From our retrospective pilot data, it appears that the most sensitive indication of BOO using abdominal pressure and urine flow rate alone is the relation between the rate of change of abdominal pressure (dPabd/dt) and the rate of change of flow rate (dQ/dt), specifically when dQ/dt is at a maximum. We measured the average dPabd/dt during flow rate rise, and found it appears to confirm our hypothesis that rising Pabd tends to increase Q in the unobstructed male, whereas falling Pabd tends to increase Q in the obstructed male.

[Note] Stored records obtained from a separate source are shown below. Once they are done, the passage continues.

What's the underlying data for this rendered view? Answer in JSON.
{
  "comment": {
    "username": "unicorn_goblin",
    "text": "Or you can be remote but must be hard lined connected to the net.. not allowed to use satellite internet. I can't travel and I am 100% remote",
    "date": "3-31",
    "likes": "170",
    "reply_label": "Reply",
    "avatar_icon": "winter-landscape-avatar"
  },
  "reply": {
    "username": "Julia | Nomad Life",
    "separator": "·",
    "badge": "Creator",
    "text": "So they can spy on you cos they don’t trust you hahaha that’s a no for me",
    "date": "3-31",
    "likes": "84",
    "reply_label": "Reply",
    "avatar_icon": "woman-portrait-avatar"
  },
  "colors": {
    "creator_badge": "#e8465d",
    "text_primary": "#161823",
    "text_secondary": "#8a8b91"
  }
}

Apart from one patient, any dPabd/dt less than -3 cmH2O/s occurred in the presence of BOO. There was no difference in dPabd/dt between normal and underactive groups of unobstructed patients.
In engineering terms, this relation between abdominal pressure (or abdominal EMG) and urine flow curves is known as the phase relationship. We suggest that the phase difference between Pabd and Q while a patient is asked to strain during voiding could be used as an indicator of the presence of BOO. An analysis of phase could further incorporate rates of change of abdominal pressure during both rises in flow rates (as we have reported here) and also falls in flow rate, since anecdotally the flow rate often appears to rise as abdominal pressure falls in obstructed men. We now plan to commission a larger, prospective study to investigate whether straining on request in every patient can be used as BOO diagnostic. This is needed in order to eliminate the possibility that our pilot study was biased by using data from men who already strained during voiding. EMG will be pursued as a method of measuring the presence of abdominal strain. During this further study, we will also use machine learning (ML) techniques to analyse curve shapes, since there is a high likelihood that pattern recognition of abdominal pressure and urine flow traces could be a powerful tool in non-invasive patient assessment. As with any ML training stage, large amounts of patient data will be needed for this.